Hillary Clinton says her "skin crawled" during that second presidential debate last year when the orange clown appeared to lurk behind her and stalk her as she gave an answer to a question.  In recounting the October incident, she referred to Trump as a "creep" in her upcoming book, "What happened" (I would have added two words in between "What" and "happened", just saying).  The book is due out in September, but portions of the audio version - read by Hillary herself - were played on US cable news.  Just IMHO, but if Trump had pulled that on someone in a New York subway he would have been pepper-sprayed.

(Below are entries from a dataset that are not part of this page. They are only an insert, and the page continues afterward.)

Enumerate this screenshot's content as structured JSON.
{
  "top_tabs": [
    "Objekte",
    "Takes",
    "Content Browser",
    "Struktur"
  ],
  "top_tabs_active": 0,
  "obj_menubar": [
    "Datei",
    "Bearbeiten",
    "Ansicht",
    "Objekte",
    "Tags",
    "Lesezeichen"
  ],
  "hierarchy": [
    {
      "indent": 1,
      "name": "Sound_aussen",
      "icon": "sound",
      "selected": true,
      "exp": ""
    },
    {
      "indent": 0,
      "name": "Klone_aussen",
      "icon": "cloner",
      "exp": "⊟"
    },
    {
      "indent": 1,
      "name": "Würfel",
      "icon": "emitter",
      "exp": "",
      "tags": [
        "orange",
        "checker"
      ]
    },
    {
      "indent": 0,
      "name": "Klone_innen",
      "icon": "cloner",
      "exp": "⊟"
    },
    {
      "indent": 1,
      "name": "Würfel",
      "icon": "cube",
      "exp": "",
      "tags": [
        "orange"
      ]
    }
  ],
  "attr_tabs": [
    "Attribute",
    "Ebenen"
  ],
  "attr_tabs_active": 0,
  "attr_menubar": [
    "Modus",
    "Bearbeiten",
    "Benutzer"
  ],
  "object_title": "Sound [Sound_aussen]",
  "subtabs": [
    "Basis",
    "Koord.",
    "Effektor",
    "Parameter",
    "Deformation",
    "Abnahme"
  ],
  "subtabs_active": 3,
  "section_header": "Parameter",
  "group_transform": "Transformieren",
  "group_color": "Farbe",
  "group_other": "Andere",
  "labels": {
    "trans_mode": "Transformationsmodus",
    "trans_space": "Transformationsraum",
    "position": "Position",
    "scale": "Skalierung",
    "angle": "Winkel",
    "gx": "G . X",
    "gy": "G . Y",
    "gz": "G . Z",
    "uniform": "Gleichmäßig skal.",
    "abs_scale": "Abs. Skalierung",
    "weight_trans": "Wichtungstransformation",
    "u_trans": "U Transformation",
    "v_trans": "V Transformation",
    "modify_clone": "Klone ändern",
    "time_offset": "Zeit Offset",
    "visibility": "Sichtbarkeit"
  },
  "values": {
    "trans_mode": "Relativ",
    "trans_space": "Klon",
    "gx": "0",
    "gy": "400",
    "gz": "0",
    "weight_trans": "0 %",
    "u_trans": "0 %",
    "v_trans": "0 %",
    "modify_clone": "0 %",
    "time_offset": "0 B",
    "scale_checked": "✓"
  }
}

Angolans are voting for a new president and for the first time in 38 years Jose Eduardo Dos Santos is not on the ballot.  The longest-serving president is stepping down, but his Democratic Socialist MPLA party is expected to be the winner when results are announced later this week.

The Chairman of the India's Railway Board resigned after two train derailments in five days in the northern state of Uttar Pradesh.  The latest derailment injured more than 70 people, while one on Saturday killed at least 23 passengers and injured about 156.  India tends to have a lot of train disasters, but last year Mr. AK Mittal was the first rails chief to actually get a two-year extension on his job.  After this week, nope.